Despite finally approving the use of UN peacekeepers for the long-running conflict in southern Sudan, some council members continue to block a resolution to enable the UN to act in Darfur. Algeria and Pakistan do not like the idea of interfering with the sovereignty of a fellow Muslim state. France and China have oil interests in Sudan which they are loathe to jeopardise. It creates the obscene possibility that UN forces will be present where genocide is taking place, unable, yet again, to intervene.

THE solution is not complicated. The Sudanese government must open up the Darfur region to aid agencies immediately. It must disarm and cease to fund the Janjaweed militias who it has used to do its dirty work.

The rest of the world should dispense with platitudes and face down the Sudanese government. Those responsible for this slaughter must be identified and brought to book. The militias must be disarmed and the Sudanese airforce grounded, by no-fly zones if necessary.

A swift and explicit UN Security Council resolution is the starting point; action to back it up must follow. And it would be helpful if those with commercial interests in Sudan could rediscover the moral certainty they felt over Iraq and stop prevaricating.

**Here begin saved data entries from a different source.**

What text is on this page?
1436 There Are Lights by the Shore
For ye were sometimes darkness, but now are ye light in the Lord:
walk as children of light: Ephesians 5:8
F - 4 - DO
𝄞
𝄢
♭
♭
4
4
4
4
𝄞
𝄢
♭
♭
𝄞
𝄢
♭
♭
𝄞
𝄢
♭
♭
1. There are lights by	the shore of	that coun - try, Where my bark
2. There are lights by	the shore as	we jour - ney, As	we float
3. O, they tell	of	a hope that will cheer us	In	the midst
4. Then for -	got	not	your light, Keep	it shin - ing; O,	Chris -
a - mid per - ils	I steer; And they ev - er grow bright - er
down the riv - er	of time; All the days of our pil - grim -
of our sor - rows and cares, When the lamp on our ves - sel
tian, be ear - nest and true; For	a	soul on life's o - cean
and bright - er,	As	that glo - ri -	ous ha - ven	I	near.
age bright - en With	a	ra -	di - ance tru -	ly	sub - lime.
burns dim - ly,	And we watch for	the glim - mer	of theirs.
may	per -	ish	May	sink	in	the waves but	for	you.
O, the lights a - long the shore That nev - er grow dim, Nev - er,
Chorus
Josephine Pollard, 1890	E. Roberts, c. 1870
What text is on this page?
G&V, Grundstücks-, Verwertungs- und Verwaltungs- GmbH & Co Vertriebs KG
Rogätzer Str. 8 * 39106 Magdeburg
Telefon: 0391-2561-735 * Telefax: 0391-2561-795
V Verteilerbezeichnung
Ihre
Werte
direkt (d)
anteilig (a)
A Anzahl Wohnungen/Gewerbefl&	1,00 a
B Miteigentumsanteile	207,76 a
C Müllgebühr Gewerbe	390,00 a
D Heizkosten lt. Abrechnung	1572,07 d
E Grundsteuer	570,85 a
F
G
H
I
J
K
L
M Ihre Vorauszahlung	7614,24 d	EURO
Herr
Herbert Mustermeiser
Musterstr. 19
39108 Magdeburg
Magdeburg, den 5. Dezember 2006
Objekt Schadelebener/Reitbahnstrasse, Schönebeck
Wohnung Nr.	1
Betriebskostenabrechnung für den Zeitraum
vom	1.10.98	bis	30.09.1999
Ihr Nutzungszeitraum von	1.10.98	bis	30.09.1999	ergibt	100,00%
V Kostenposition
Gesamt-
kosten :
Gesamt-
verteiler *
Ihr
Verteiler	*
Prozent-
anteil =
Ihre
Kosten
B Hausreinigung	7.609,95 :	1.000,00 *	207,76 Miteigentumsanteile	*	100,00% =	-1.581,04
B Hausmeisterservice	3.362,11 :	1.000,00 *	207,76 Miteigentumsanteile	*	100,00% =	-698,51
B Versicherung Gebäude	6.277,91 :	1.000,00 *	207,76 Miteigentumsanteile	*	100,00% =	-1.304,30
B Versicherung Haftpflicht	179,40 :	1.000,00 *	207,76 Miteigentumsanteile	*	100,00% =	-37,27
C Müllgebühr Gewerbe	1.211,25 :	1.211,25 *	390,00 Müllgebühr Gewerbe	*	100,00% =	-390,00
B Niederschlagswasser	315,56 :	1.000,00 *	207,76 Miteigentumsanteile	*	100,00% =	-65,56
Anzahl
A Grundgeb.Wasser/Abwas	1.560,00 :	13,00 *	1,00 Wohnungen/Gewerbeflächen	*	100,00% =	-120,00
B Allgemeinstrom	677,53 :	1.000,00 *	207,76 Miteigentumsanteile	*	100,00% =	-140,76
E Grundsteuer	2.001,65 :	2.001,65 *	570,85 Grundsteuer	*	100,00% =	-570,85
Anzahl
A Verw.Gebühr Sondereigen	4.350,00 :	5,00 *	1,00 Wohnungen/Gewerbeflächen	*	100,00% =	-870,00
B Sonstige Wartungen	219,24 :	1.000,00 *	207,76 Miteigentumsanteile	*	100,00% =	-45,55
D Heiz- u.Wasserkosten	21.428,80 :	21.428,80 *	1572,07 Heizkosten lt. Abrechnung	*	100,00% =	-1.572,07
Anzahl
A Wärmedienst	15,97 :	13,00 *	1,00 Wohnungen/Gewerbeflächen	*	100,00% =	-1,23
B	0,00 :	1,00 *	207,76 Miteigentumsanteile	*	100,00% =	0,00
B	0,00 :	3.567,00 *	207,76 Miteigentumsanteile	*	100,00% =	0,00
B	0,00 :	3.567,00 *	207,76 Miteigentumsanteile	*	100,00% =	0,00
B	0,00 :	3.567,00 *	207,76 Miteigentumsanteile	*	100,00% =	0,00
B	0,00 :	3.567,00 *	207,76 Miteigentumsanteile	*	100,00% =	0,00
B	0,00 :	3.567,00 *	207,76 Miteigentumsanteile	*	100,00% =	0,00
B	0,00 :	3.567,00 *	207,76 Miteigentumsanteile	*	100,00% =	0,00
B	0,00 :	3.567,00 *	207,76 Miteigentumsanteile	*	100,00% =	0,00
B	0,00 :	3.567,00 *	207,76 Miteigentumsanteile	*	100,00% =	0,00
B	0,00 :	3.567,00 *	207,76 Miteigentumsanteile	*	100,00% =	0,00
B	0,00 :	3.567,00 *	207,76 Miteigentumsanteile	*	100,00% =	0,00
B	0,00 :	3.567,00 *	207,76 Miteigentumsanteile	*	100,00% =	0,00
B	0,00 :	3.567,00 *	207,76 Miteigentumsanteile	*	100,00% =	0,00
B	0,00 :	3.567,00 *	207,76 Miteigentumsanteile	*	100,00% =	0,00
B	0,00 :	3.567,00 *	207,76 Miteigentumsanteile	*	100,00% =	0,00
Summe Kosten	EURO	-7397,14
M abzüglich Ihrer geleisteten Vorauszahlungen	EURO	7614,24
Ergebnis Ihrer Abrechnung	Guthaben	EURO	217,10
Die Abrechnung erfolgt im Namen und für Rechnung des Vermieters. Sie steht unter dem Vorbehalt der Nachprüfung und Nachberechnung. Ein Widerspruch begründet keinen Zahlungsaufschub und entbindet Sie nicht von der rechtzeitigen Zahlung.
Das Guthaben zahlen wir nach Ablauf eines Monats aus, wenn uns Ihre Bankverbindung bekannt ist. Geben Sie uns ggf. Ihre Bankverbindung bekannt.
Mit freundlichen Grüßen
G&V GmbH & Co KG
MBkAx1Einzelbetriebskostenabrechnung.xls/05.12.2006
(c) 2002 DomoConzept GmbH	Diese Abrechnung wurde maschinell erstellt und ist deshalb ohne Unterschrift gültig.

But what is needed, more than anything, is for ordinary people, not just the politicians, to start taking notice; to say that, in 2004, it is no longer acceptable for hundreds of thousands of people to die because they are the wrong colour, in the wrong place, at the wrong time.

The Scotsman has done its best to help bring this tragedy to the attention of those who can make a difference. Our readers have shown, through their generosity, that they care deeply. It is the time for the rest of the civilised world, to stand up, be counted and demand action from political leaders.